By Alyssa Smith
Broad Student Writer
Students from the Full-Time MBA program at Michigan State University’s Broad College of Business used a variety of creative tactics to raise more than $13,000 in donations for the Greater Lansing Food Bank (GLFB).
The money was raised from two separate campaigns this semester. The first charity campaign is organized annually by the Broad MBA Association (MBAA) as a yearly competition between the first-year MBA students and the second-year MBA students. The second campaign was a first-time event in the college that raised money through the selling of slices of pie on campus that were donated by The Grand Traverse Pie Company.
Last year, the MBAA used a “Penny Wars” competition and a charity Date Auction as the main fundraisers and raised about $6,500. This year, the students added three new events: a poker tournament, a trivia night, and an outing to a Grand Rapids Griffins hockey game. Combined, these competitions raised $11,875.
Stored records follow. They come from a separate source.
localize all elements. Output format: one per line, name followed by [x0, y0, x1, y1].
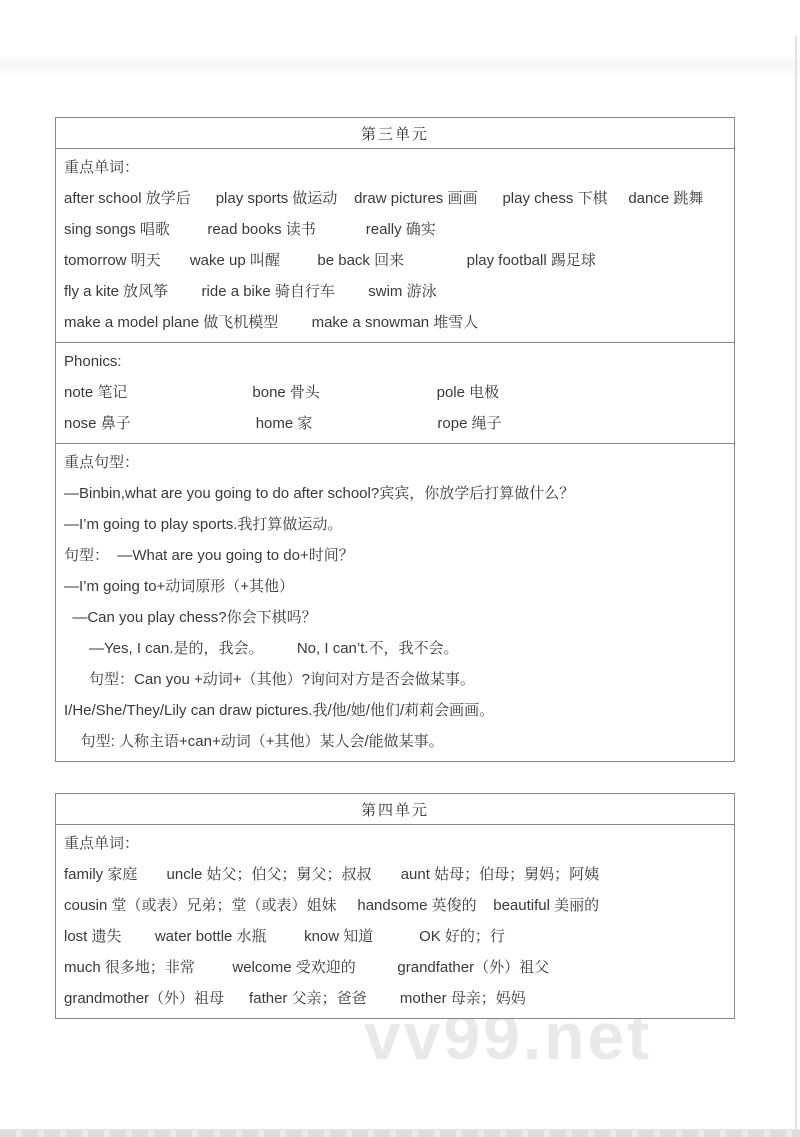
next-page-edge-strip — [0, 1129, 800, 1137]
unit3-sentences-heading: 重点句型： — [64, 447, 726, 478]
sentence-line: I/He/She/They/Lily can draw pictures.我/他… — [64, 695, 726, 726]
sentence-line: —I’m going to+动词原形（+其他） — [64, 571, 726, 602]
unit3-words-heading: 重点单词： — [64, 152, 726, 183]
sentence-line: —Yes, I can.是的，我会。 No, I can’t.不，我不会。 — [64, 633, 726, 664]
vocab-line: tomorrow 明天 wake up 叫醒 be back 回来 play f… — [64, 245, 726, 276]
sentence-line: 句型: 人称主语+can+动词（+其他）某人会/能做某事。 — [64, 726, 726, 757]
unit4-title: 第四单元 — [56, 794, 734, 825]
unit4-words-heading: 重点单词： — [64, 828, 726, 859]
unit3-words-section: 重点单词： after school 放学后 play sports 做运动 d… — [56, 149, 734, 343]
phonics-heading: Phonics: — [64, 346, 726, 377]
vocab-line: make a model plane 做飞机模型 make a snowman … — [64, 307, 726, 338]
unit3-title: 第三单元 — [56, 118, 734, 149]
vocab-line: after school 放学后 play sports 做运动 draw pi… — [64, 183, 726, 214]
vocab-line: grandmother（外）祖母 father 父亲；爸爸 mother 母亲；… — [64, 983, 726, 1014]
unit3-sentences-section: 重点句型： —Binbin,what are you going to do a… — [56, 444, 734, 761]
vocab-line: much 很多地；非常 welcome 受欢迎的 grandfather（外）祖… — [64, 952, 726, 983]
scan-artifact-band — [0, 54, 800, 78]
sentence-line: —Can you play chess?你会下棋吗？ — [64, 602, 726, 633]
unit4-words-section: 重点单词： family 家庭 uncle 姑父；伯父；舅父；叔叔 aunt 姑… — [56, 825, 734, 1018]
page-edge-line — [795, 36, 797, 1137]
sentence-line: —Binbin,what are you going to do after s… — [64, 478, 726, 509]
document-page: 第三单元 重点单词： after school 放学后 play sports … — [0, 0, 800, 1137]
vocab-line: lost 遗失 water bottle 水瓶 know 知道 OK 好的；行 — [64, 921, 726, 952]
vocab-line: fly a kite 放风筝 ride a bike 骑自行车 swim 游泳 — [64, 276, 726, 307]
phonics-line: note 笔记 bone 骨头 pole 电极 — [64, 377, 726, 408]
vocab-line: sing songs 唱歌 read books 读书 really 确实 — [64, 214, 726, 245]
sentence-line: —I’m going to play sports.我打算做运动。 — [64, 509, 726, 540]
unit3-table: 第三单元 重点单词： after school 放学后 play sports … — [55, 117, 735, 762]
sentence-line: 句型： —What are you going to do+时间？ — [64, 540, 726, 571]
unit4-table: 第四单元 重点单词： family 家庭 uncle 姑父；伯父；舅父；叔叔 a… — [55, 793, 735, 1019]
vocab-line: cousin 堂（或表）兄弟；堂（或表）姐妹 handsome 英俊的 beau… — [64, 890, 726, 921]
sentence-line: 句型：Can you +动词+（其他）?询问对方是否会做某事。 — [64, 664, 726, 695]
phonics-line: nose 鼻子 home 家 rope 绳子 — [64, 408, 726, 439]
vocab-line: family 家庭 uncle 姑父；伯父；舅父；叔叔 aunt 姑母；伯母；舅… — [64, 859, 726, 890]
unit3-phonics-section: Phonics: note 笔记 bone 骨头 pole 电极 nose 鼻子… — [56, 343, 734, 444]
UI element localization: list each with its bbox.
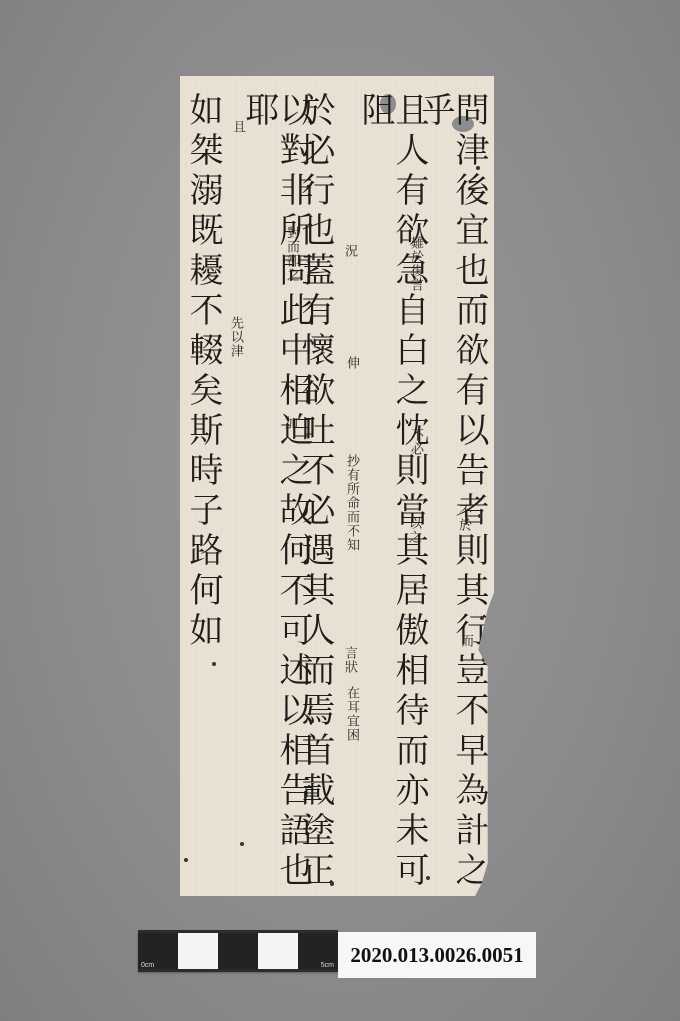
annotation: 且	[228, 120, 247, 134]
text-column-5: 如桀溺既耰不輟矣斯時子路何如	[186, 92, 220, 652]
annotation: 難於復言	[406, 236, 425, 292]
text-column-1: 問津後宜也而欲有以告者則其行豈不早為計之乎	[418, 92, 486, 896]
accession-number-label: 2020.013.0026.0051	[338, 932, 536, 978]
annotation: 先以津	[226, 316, 245, 358]
annotation: 對而卻之	[282, 226, 301, 282]
scale-bar: 0cm 5cm	[138, 930, 338, 972]
scale-segment	[258, 933, 298, 969]
ink-dot	[212, 662, 216, 666]
ink-dot	[476, 582, 480, 586]
annotation: 不於	[454, 504, 473, 532]
annotation: 言狀	[340, 646, 359, 674]
ink-dot	[478, 514, 482, 518]
annotation: 在耳宜困	[342, 686, 361, 742]
text-column-4: 以對非所問此中相迫之故何不可述以相告語也耶	[242, 92, 310, 896]
scale-segment	[218, 933, 258, 969]
annotation: 以之	[404, 516, 423, 544]
annotation: 況	[340, 244, 359, 258]
ink-dot	[240, 842, 244, 846]
annotation: 加	[280, 416, 299, 430]
paper-hole	[380, 94, 396, 114]
ink-dot	[330, 882, 334, 886]
text-column-3: 於必行也蓋有懷欲吐不必遇其人而焉首載塗正	[298, 92, 332, 892]
annotation: 不必	[406, 428, 425, 456]
scale-label-start: 0cm	[141, 962, 154, 969]
annotation: 伸	[342, 356, 361, 370]
ink-dot	[426, 876, 430, 880]
ink-dot	[480, 616, 484, 620]
scale-label-end: 5cm	[321, 962, 334, 969]
ink-dot	[480, 294, 484, 298]
text-column-2: 且人有欲急自白之忱則當其居傲相待而亦未可阻	[358, 92, 426, 896]
ink-dot	[476, 166, 480, 170]
ink-dot	[184, 858, 188, 862]
manuscript-page: 問津後宜也而欲有以告者則其行豈不早為計之乎 且人有欲急自白之忱則當其居傲相待而亦…	[180, 76, 494, 896]
scale-segment	[178, 933, 218, 969]
annotation: 而	[456, 634, 475, 648]
annotation: 抄有所命而不知	[342, 454, 361, 552]
paper-hole	[452, 116, 474, 132]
“Our inspiration for the new events was to continue to fulfill MBAA’s purpose by providing opportunities for students to build personal relationships beyond the classroom through social outings, while at the same time raising more funds than our event expenses,” said Brandon Jones, the MBAA vice president of community events.
The pie campaign, which was done in conjunction with national Pi Day, raised $1,370. Over the course of four days, MBA students sold more than 352 slices of pie to students, faculty, and staff in the Broad College of Business.
“This gift from the Broad College MBA students is very special for a number of reasons,” said Joe Wald, the Greater Lansing Food Bank’s executive director.
“First, it is beyond comprehension that full-time students would take on a cause like this on their own time and achieve such impressive results. Second, it is testament to the quality of people who are attracted to MSU and specifically the Broad College MBA program. Third, the magnitude of this gift will make a positive difference in many lives in our community,” Wald said.
“All I can say is thank you, on behalf of those in need whose lives you will touch,” he said.